- Publisher: Llamasoft
- Series: The Minotaur Project
- Platform: iOS
- Release: March 2013
- Genre: Platform
- Mode: Single-player

= GoatUp 2 =

2013 video game

GoatUp 2 is a platform game for iOS developed by Jeff Minter and Ivan Zorzin of Llamasoft and published via the App Store in 2013. It is the only Llamasoft game so far to include a level editor. The title screen gives the game's full name as "Buck! The story of GoatUp 2", a reference to the arcade game Rainbow Islands, and the game's interface and appearance resemble that platform with the exception that the font is the same Namco Galaga font used in Super Ox Wars.

==Gameplay==
The player controls a goat, resembling the goat from the original GoatUp, which can freely move and jump around a 2D scrolling level. The objective is to collect a number of flashing objects (which have a different appearance on each level) and then to go to the level exit, represented by a London Underground sign. Enemies exist on the platforms and kill the goat immediately on contact; the goat also has a "hunger" meter, resembling the one included in Sheep in Space, which causes the goat to die if too much time passes without eating grass. Grass is found on most platforms and is eaten automatically but does not reappear once eaten.

Collected objects form a trail behind the goat; other objects collected can also join the trail without contributing to completion of the level. By tapping while the goat is in the air the user can cause the goat to fart, performing a midair jump and also releasing a burst of particles downwards which can harm enemies beneath. There is no limit to the number of midair jumps that can be performed in sequence as long as the player has enough objects available.

The gameplay is based on interactions with these and other objects, which include:
- Chicken Vindaloo, which grants unlimited farting for a period;
- Goat kids, who increase the score multiplier for the stage;
- Gravity redirectors that adjust the direction of gravity;
- The Queen's head, which prevents farting;
- Minotaurs, which award substantial bonus points;
- Cups of tea, which make the goat briefly invulnerable.

==Level Editor==
GoatUp 2 includes a level editor which allows all items that appear within the main game to be placed. The game also contains a set of levels that serve as a tutorial for both using the editor and designing enjoyable levels. However, the game does not support iCloud or any other networking service, requiring the iOS device to be connected via USB to a computer in order to upload, download or share levels.
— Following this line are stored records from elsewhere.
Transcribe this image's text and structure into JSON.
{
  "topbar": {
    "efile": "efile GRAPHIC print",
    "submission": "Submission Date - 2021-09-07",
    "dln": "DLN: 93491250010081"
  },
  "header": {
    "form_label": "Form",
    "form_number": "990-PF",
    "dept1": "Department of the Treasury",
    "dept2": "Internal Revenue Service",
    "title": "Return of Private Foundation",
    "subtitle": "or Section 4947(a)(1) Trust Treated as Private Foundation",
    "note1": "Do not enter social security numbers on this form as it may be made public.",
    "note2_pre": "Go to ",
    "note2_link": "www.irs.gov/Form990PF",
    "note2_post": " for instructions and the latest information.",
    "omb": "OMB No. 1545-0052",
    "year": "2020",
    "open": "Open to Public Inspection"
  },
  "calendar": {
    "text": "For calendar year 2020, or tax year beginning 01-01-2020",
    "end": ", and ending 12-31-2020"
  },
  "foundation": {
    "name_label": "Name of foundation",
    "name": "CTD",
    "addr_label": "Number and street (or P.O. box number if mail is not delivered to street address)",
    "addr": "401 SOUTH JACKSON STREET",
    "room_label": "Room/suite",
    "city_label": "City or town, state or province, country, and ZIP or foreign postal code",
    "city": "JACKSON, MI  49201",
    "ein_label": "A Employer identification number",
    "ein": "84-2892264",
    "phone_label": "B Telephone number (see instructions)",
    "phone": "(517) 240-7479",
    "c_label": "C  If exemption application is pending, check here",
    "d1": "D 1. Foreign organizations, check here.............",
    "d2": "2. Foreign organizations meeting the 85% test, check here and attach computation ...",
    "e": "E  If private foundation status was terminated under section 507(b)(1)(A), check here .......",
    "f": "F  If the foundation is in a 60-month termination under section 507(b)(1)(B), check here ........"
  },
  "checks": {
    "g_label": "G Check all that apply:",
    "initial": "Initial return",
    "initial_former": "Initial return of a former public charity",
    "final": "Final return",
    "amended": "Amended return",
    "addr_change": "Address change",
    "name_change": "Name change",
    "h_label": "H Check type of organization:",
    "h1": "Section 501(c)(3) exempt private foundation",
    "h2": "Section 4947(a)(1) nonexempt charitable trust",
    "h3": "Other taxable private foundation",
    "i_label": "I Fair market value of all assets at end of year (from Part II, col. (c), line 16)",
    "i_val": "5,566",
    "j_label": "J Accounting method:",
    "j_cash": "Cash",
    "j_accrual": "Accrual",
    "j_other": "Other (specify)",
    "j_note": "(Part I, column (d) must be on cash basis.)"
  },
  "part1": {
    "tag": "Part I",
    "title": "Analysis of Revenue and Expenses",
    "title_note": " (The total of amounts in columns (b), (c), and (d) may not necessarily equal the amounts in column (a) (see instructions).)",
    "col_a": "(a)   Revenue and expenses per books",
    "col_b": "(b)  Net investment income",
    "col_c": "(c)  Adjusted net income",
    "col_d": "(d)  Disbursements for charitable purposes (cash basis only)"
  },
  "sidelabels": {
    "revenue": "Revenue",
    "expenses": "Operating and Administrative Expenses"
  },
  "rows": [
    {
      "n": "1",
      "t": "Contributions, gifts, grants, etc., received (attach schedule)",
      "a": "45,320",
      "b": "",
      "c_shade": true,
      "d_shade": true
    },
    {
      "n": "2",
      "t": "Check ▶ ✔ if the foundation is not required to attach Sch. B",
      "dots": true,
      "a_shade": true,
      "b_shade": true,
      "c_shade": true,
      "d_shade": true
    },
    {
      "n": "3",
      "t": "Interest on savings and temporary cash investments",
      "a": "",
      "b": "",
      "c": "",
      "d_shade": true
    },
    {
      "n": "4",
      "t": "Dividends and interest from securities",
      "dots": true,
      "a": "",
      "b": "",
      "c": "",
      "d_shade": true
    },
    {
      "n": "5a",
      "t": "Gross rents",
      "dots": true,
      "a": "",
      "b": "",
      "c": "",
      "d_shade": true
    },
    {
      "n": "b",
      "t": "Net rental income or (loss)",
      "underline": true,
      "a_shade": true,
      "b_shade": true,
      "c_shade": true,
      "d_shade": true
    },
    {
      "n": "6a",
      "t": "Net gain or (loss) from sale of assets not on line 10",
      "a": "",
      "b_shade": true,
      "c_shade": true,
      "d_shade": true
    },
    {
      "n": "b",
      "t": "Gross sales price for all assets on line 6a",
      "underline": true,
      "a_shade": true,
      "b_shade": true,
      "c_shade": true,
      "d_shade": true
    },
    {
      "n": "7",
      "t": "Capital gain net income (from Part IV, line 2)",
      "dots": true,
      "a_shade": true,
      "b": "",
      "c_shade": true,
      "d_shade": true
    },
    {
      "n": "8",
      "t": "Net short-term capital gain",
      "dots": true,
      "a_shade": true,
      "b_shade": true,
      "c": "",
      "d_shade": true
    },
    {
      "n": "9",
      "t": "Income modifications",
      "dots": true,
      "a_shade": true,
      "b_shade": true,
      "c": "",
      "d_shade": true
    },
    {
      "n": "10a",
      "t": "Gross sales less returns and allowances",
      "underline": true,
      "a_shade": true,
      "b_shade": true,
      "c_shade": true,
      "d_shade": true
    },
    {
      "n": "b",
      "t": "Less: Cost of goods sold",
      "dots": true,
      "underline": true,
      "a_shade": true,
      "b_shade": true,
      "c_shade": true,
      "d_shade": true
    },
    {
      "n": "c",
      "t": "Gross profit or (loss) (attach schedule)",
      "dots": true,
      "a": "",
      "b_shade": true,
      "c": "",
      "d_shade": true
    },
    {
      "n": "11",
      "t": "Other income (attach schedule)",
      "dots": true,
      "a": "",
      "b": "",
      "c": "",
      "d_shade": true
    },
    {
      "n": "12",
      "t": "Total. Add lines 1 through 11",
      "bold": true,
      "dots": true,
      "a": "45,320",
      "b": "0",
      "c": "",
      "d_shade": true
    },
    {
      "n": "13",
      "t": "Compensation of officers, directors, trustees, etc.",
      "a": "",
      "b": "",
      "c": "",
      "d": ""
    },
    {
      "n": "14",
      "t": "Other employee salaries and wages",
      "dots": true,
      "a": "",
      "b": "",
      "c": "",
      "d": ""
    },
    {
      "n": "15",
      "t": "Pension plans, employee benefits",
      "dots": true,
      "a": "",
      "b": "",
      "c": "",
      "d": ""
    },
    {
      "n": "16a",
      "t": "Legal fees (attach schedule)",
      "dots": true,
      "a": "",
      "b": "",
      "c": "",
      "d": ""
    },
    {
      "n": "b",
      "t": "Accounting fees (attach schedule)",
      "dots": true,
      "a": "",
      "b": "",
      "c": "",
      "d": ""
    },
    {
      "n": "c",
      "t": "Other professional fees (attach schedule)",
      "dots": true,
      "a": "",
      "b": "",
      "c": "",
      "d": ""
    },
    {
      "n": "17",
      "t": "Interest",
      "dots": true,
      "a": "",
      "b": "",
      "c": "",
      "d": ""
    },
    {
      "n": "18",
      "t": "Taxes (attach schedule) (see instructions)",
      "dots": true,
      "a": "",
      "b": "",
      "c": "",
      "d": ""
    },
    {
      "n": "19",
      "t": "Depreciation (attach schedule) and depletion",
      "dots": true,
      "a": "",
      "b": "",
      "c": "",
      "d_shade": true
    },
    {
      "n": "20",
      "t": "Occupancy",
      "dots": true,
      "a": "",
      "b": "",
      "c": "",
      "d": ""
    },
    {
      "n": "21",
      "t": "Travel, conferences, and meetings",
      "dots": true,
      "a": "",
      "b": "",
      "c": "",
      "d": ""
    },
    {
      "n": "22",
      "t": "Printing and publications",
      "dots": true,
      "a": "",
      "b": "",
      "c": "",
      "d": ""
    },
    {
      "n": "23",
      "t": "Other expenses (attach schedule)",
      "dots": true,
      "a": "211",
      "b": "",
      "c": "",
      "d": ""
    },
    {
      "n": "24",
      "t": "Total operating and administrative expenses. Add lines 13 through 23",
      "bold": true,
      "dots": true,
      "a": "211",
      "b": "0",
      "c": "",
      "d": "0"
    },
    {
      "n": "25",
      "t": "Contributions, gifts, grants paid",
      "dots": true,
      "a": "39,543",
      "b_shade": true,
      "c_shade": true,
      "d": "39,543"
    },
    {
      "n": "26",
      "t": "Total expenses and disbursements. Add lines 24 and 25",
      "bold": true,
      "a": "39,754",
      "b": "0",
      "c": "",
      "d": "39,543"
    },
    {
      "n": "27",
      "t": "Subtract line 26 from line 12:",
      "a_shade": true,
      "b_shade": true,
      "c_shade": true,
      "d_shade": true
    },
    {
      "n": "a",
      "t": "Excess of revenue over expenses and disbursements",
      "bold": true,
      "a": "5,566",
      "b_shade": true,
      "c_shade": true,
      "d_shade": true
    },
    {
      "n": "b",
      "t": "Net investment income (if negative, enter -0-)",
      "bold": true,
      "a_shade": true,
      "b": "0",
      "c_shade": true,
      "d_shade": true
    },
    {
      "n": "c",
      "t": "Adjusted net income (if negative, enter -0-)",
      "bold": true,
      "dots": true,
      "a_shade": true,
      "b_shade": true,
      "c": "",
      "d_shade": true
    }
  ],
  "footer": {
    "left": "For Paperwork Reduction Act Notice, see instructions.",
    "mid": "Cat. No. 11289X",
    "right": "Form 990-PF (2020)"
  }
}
User engagement with the level editor has been low and few levels have been built or exchanged. Zorzin posted on the Yakyak Llamasoft forum discussing the game that "(Jeff Minter) spent MONTHS testing/debugging that editor (and all the game levels been done with it) .. I think this is the last (Llamasoft) game ever you'd see with an 'editor'.....This seems a case of 'extra effort did not give any results back'".

==Reviews==
GoatUp 2 was awarded 9/10 by EuroGamer, and 8/10 by EDGE Online.